Fears of floods crippling Britain have eased overnight despite concerns rain could see water levels continue to rise.
A total of five people have died in accidents related to the rains and the North East is currently the region most seriously hit by the storms. Flash floods have also hit parts of Yorkshire, Shropshire, Herefordshire and Worcestershire.
Forecasters have warned the rain will continue to fall in parts of Britain, especially the east coast, but said it will be random showers rather than the persistent rain of recent days.
More than 400 people were evacuated from their homes in Morpeth, Northumberland, after the town was "virtually cut off" when the River Wansbeck burst its banks causing the worst flooding since the 1960s.
The situation was so serious an RAF helicopter was called in to help pluck several stranded residents to safety. But Northumberland County Council member Andrew Tebbutt said the situation has "eased considerably" overnight.
At the height of the floods, Morpeth High Street was under 2ft of water.
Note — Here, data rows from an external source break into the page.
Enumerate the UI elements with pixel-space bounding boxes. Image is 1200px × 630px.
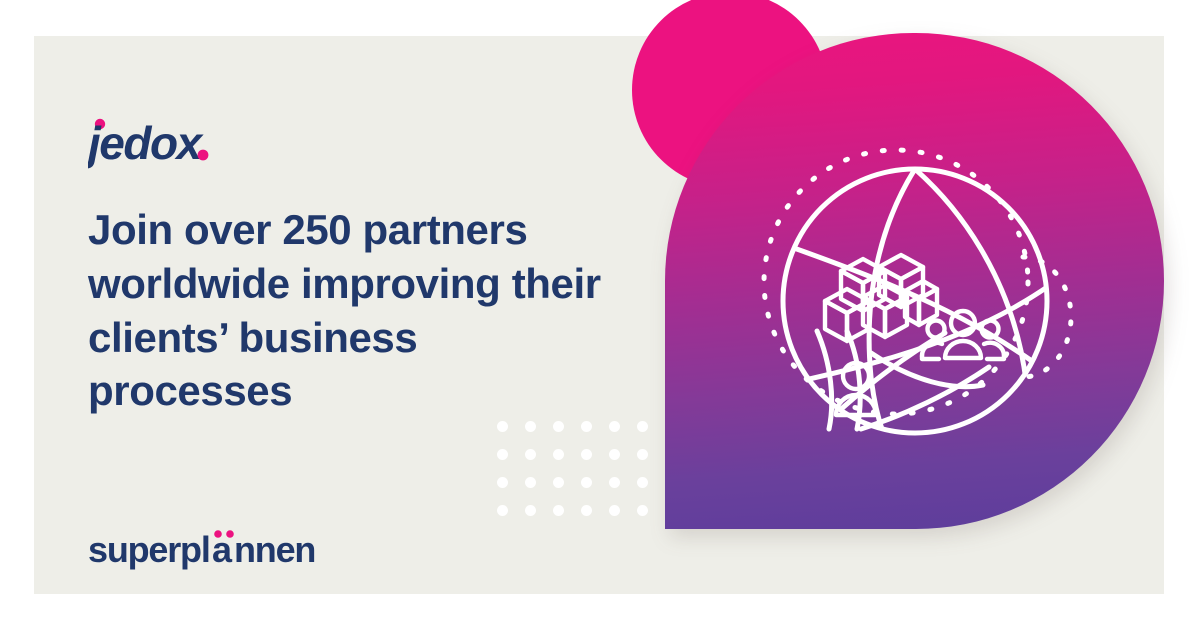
grid-dot [553, 449, 564, 460]
umlaut-dot-right-icon [226, 530, 234, 538]
grid-dot [497, 421, 508, 432]
grid-dot [637, 449, 648, 460]
headline-line-3: clients’ business processes [88, 314, 417, 415]
grid-dot [553, 477, 564, 488]
grid-dot [609, 449, 620, 460]
grid-dot [581, 477, 592, 488]
grid-dot [581, 449, 592, 460]
grid-dot [581, 421, 592, 432]
grid-dot [525, 449, 536, 460]
partner-logo-part1: superpl [88, 529, 210, 570]
partner-banner: jedox Join over 250 partners worldwide i… [0, 0, 1200, 630]
grid-dot [637, 477, 648, 488]
grid-dot [609, 477, 620, 488]
headline-line-2: worldwide improving their [88, 260, 601, 307]
jedox-logo-period-icon [198, 150, 209, 161]
grid-dot [497, 477, 508, 488]
grid-dot [637, 421, 648, 432]
grid-dot [525, 477, 536, 488]
umlaut-dot-left-icon [214, 530, 222, 538]
grid-dot [525, 421, 536, 432]
page-title: Join over 250 partners worldwide improvi… [88, 203, 618, 418]
grid-dot [553, 421, 564, 432]
grid-dot [609, 421, 620, 432]
jedox-logo[interactable]: jedox [88, 112, 268, 172]
headline-line-1: Join over 250 partners [88, 206, 527, 253]
partner-logo-part3: nnen [234, 529, 315, 570]
grid-dot [553, 505, 564, 516]
jedox-logo-text: jedox [88, 117, 205, 169]
dot-grid-pattern [488, 412, 688, 512]
globe-network-illustration [665, 33, 1164, 529]
grid-dot [497, 505, 508, 516]
partner-logo[interactable]: superpl a nnen [88, 526, 338, 574]
grid-dot [497, 449, 508, 460]
grid-dot [637, 505, 648, 516]
grid-dot [609, 505, 620, 516]
grid-dot [581, 505, 592, 516]
grid-dot [525, 505, 536, 516]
Residents spent the night at two rescue centres located in the north and the south of the town.
Councillor Tebbutt, who is jointly in charge of emergency planning, said: "The situation has eased overnight considerably.
"Fortunately it is not raining at the moment as it did most of the night. If we get torrential rain again like we did yesterday then it will re-flood very quickly, the ground is saturated." He said around 1,000 homes were affected by the flooding and around 400 people were evacuated.
"There were a considerable number of people who self-evacuated so the number will be higher," he added.
MeteoGroup, the weather division of the Press Association, said that while Britain was over the worst of the current storms, there would be more rain on the east coast. Forecaster Tom Tobler said: "There will be more rain today, but it will be showers rather than the persistent rain of the last few days. It will be mostly down the east side of the UK. In some places there will be heavy bursts of rain."